Growing up, my parents were avid dinner and party hosts. They loved to have a full house. They loved feeding people and seeing people enjoy the food that they prepared. While I was young, watching all of their dinner parties unfold was like watching a masterpiece. The whole day leading up to the dinner, there would be prepping.
Prepping is the key to hosting. If you have not prepared well for your guests, most likely than not, you are going to be running around like a chicken with its head cut off while your guests are waiting at the table to be fed.
You need to have the table set. The whole nine yards, I’m talking candles, centerpieces, plates, forks, knives, napkins, everything.

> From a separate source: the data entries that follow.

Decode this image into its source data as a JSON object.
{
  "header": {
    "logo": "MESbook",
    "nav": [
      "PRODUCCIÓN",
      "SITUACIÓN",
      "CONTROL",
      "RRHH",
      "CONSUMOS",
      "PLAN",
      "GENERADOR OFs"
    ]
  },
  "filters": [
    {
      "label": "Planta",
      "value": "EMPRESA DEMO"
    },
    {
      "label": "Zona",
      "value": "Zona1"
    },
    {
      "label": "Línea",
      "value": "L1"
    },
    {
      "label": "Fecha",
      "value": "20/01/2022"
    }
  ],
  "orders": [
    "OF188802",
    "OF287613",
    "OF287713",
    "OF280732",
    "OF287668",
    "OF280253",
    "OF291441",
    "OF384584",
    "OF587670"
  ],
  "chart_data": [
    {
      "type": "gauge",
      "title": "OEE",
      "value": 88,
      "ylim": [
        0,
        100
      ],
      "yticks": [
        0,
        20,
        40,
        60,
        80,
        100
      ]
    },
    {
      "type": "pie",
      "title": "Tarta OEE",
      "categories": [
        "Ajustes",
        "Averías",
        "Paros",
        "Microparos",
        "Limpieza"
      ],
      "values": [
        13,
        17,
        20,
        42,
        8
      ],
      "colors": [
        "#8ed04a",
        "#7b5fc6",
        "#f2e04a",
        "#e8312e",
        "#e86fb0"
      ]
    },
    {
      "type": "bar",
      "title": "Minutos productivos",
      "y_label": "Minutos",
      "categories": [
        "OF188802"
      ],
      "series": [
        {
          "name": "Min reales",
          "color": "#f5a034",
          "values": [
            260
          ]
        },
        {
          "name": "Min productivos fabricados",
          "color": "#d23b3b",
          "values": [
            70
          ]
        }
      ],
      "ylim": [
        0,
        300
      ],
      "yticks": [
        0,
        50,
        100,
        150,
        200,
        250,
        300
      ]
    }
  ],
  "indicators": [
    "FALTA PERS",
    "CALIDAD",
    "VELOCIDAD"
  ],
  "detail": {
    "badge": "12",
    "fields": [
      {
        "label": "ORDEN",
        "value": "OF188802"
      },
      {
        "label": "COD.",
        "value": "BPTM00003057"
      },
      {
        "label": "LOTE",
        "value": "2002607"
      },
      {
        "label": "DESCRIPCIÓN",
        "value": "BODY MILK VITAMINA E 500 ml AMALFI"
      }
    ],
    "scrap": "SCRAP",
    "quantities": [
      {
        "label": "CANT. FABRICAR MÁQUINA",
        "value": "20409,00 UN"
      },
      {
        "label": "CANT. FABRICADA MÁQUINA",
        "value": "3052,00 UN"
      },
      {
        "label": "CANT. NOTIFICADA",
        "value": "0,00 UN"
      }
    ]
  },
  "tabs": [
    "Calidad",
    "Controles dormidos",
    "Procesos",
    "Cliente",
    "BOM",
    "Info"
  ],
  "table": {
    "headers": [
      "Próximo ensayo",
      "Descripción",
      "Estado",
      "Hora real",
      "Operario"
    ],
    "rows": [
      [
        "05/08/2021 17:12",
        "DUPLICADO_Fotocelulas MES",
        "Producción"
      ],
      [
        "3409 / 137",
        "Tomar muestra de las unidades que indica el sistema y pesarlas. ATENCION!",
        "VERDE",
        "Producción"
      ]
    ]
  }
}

Once the table is set you move onto your menu.
You need to make a menu for appetizers, entree, drinks and dessert. When you have your menu laid out, you can clearly see what needs to be cooked first and then second. The oven items get priority. Salad items can usually be prepped before just put the dressing to the side for a last minute douse. The appetizers should be set and ready to go usually 20 minutes before your guests start to arrive. Wine should be chilled. Possibly even have a bottle corked and ready to go! My parents always kept the bottles closed because it was an art form for them to open a bottle in front of their guests.
After watching this cycle be played dinner party after dinner party, I got a couple of tricks up my sleeve as I grew older and hosted my own events. Don’t rush your guests. Everything should flow smoothly and effortlessly. If it’s not a smooth transitioning night, you aren’t doing it right. The night should be about your guests enjoying themselves as well as you enjoying what you prepared for the night.
Hosting is an art form. You may not be perfect at it in the beginning, but practice does make perfect.